Facebook Credits may break U.S. antitrust laws


Feb 28, 2012
United States
Facebook's mandated Facebook Credits system may be irritating to game developers now stuck with only one option, and third-party currency companies now struggling to stay afloat, but according to at least two law firms, they may also break U.S. antitrust laws.

The investigation comes as Facebook prepares to launch its $5 billion IPO this spring, and several weeks after the social network's Credits system came under fire from some developers for causing lowered conversion rates (from free to paying users) and average revenues per user than expected.

Social game developers could previously use third-party virtual currencies in their titles, but last July Facebook began requiring developers to offer Credits for buying in-game goods -- the company takes a 30 percent cut on all user purchases of Credits, similar to Apple's arrangement with developers on its App Store.

Attorneys Derek Newman and Brian Strange say that making Credits mandatory is likely a violation of antitrust laws that forbid companies from tying two products in that manner. Companies cannot force customers to purchase a product they do not want in order to receive an unrelated item they actually want.

On the "Stop Facebook Credits" site that Newman and Strange have set up, the lawyers accuse Facebook of using its market dominance to leave developers no choice but to use Credits, and of blocking virtual currency competitors, some of which charge developers a much lower processing fee than Facebook's 30 percent.

And because Facebook prohibits developers on its service from charging lower prices for virtual goods on non-Facebook sites -- even if those other platforms have lower fees -- the attorneys claim that the social network has made fewer options and discounts available to users both on and off its site.

"Virtual-currency companies, game developers, and the entire social gaming community are paying higher prices and receiving fewer services," said Strange. The two lawyers are urging consumers to ask judges to punish Facebook for instituting credits and to make the site allow for virtual currency competitors again.

Both Strange and Newman have taken part in high-profile class action cases, with the former serving as lead counsel in suits that have received a total of more than $300 million in settlements since 2000. Newman specializes in Internet law, and was lead counsel for Smiley vs.

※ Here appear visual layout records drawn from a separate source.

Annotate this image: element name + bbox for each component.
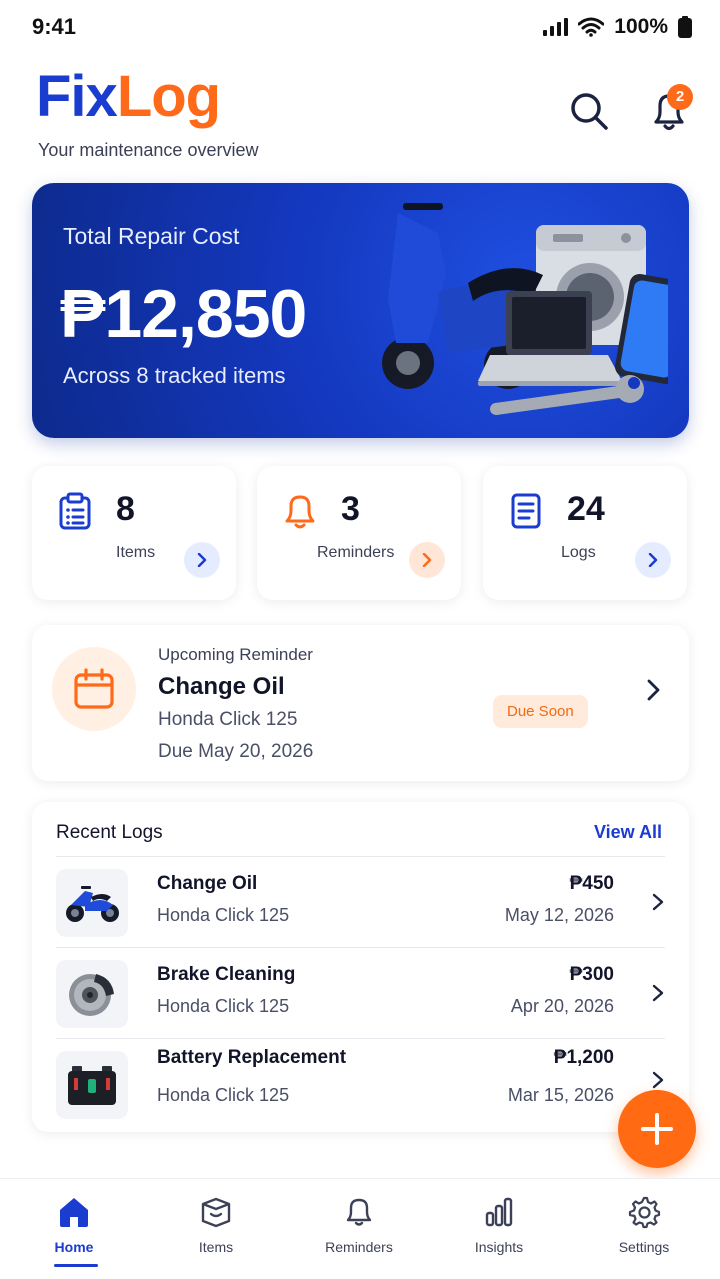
chevron-right-icon — [648, 553, 658, 567]
wifi-icon — [578, 17, 605, 37]
reminder-title: Change Oil — [158, 673, 285, 700]
page-subtitle: Your maintenance overview — [38, 140, 259, 160]
due-soon-badge: Due Soon — [493, 695, 588, 728]
notification-badge: 2 — [667, 84, 693, 110]
stat-logs-arrow-button[interactable] — [635, 542, 671, 578]
stat-card-items[interactable]: 8 Items — [32, 466, 236, 600]
nav-items[interactable]: Items — [144, 1179, 288, 1279]
motorcycle-icon — [66, 886, 119, 922]
battery-percent: 100% — [614, 15, 668, 38]
log-amount: ₱1,200 — [553, 1047, 614, 1068]
chevron-right-icon — [197, 553, 207, 567]
stat-card-logs[interactable]: 24 Logs — [483, 466, 687, 600]
log-date: Mar 15, 2026 — [507, 1085, 614, 1105]
log-vehicle: Honda Click 125 — [157, 1085, 290, 1105]
log-amount: ₱450 — [569, 873, 614, 894]
hero-label: Total Repair Cost — [63, 223, 240, 249]
status-time: 9:41 — [32, 14, 77, 39]
reminder-vehicle: Honda Click 125 — [158, 709, 298, 730]
gear-icon — [628, 1196, 661, 1229]
brand-part-2: Log — [116, 64, 221, 129]
nav-items-label: Items — [198, 1239, 234, 1255]
stat-logs-count: 24 — [567, 490, 605, 528]
active-tab-indicator — [54, 1264, 98, 1267]
bar-chart-icon — [485, 1197, 513, 1227]
nav-home[interactable]: Home — [2, 1179, 146, 1279]
chevron-right-icon — [652, 893, 664, 911]
devices-illustration — [382, 203, 668, 415]
log-name: Brake Cleaning — [157, 964, 296, 985]
stat-items-arrow-button[interactable] — [184, 542, 220, 578]
plus-icon — [641, 1113, 673, 1145]
stat-items-count: 8 — [116, 490, 135, 528]
stat-reminders-count: 3 — [341, 490, 360, 528]
stat-logs-label: Logs — [561, 544, 596, 561]
nav-home-label: Home — [54, 1239, 94, 1255]
document-icon — [511, 493, 541, 529]
calendar-icon — [74, 668, 114, 709]
nav-reminders-label: Reminders — [325, 1239, 393, 1255]
total-repair-cost-card: Total Repair Cost ₱12,850 Across 8 track… — [32, 183, 689, 438]
log-row[interactable]: Change Oil Honda Click 125 ₱450 May 12, … — [32, 857, 689, 947]
chevron-right-icon — [652, 984, 664, 1002]
signal-icon — [543, 18, 569, 36]
log-thumbnail — [56, 1051, 128, 1119]
reminder-caption: Upcoming Reminder — [158, 645, 313, 664]
box-icon — [201, 1197, 231, 1228]
add-log-button[interactable] — [618, 1090, 696, 1168]
clipboard-icon — [59, 492, 91, 530]
upcoming-reminder-card[interactable]: Upcoming Reminder Change Oil Honda Click… — [32, 625, 689, 781]
log-row[interactable]: Battery Replacement Honda Click 125 ₱1,2… — [32, 1039, 689, 1129]
bottom-navigation: Home Items Reminders Insights Settings — [0, 1178, 720, 1279]
brand-part-1: Fix — [36, 64, 118, 129]
nav-insights-label: Insights — [474, 1239, 524, 1255]
chevron-right-icon — [422, 553, 432, 567]
recent-logs-card: Recent Logs View All Change Oil Honda Cl… — [32, 802, 689, 1132]
reminder-due-date: Due May 20, 2026 — [158, 741, 314, 762]
nav-insights[interactable]: Insights — [427, 1179, 571, 1279]
hero-total-value: ₱12,850 — [60, 276, 307, 352]
log-date: Apr 20, 2026 — [510, 996, 614, 1016]
log-name: Change Oil — [157, 873, 258, 894]
view-all-link[interactable]: View All — [594, 822, 662, 843]
log-name: Battery Replacement — [157, 1047, 347, 1068]
stat-reminders-label: Reminders — [317, 544, 395, 561]
stat-card-reminders[interactable]: 3 Reminders — [257, 466, 461, 600]
log-vehicle: Honda Click 125 — [157, 996, 290, 1016]
app-logo: FixLog — [36, 68, 221, 126]
search-icon[interactable] — [568, 90, 610, 132]
chevron-right-icon — [652, 1071, 664, 1089]
stat-items-label: Items — [116, 544, 156, 561]
recent-logs-title: Recent Logs — [56, 822, 163, 843]
bell-icon — [346, 1198, 372, 1226]
log-date: May 12, 2026 — [504, 905, 614, 925]
brake-disc-icon — [69, 974, 114, 1016]
nav-settings-label: Settings — [618, 1239, 670, 1255]
status-bar: 9:41 100% — [0, 0, 720, 56]
bell-icon — [285, 495, 315, 529]
nav-settings[interactable]: Settings — [572, 1179, 716, 1279]
reminder-icon-circle — [52, 647, 136, 731]
battery-icon — [68, 1066, 116, 1105]
hero-subtitle: Across 8 tracked items — [63, 363, 286, 388]
status-indicators: 100% — [542, 15, 692, 39]
log-thumbnail — [56, 960, 128, 1028]
chevron-right-icon — [647, 679, 660, 701]
log-vehicle: Honda Click 125 — [157, 905, 290, 925]
log-thumbnail — [56, 869, 128, 937]
stat-reminders-arrow-button[interactable] — [409, 542, 445, 578]
log-amount: ₱300 — [569, 964, 614, 985]
battery-icon — [678, 16, 692, 38]
home-icon — [60, 1198, 88, 1227]
nav-reminders[interactable]: Reminders — [287, 1179, 431, 1279]
log-row[interactable]: Brake Cleaning Honda Click 125 ₱300 Apr … — [32, 948, 689, 1038]
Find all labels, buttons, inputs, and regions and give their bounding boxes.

ICANN, which resulted in a multi-million dollar settlement .



Editorial Team
Nov 21, 2005
United Kingdom
The obvious retort surely has to be Nintendo, MS and to a lesser extent sony (as they allow common currencies now) using points for their similar services*. However looking at the "because Facebook prohibits developers on its service from charging lower prices for virtual goods on non-Facebook sites" I can well see facebook having to try dodging a thrown book shaped object.

*just wishing to mention that various games on the likes of xbox live have micro DLC ranging from pre order bonus DLC turned regular DLC to skins to other token extras and options to pay to have the game unlocked (EA are a big fan of this) or make it somewhat easier via in game item in case someone wanted to accuse there of being a line between DLC and full titles and paying for seeds and such.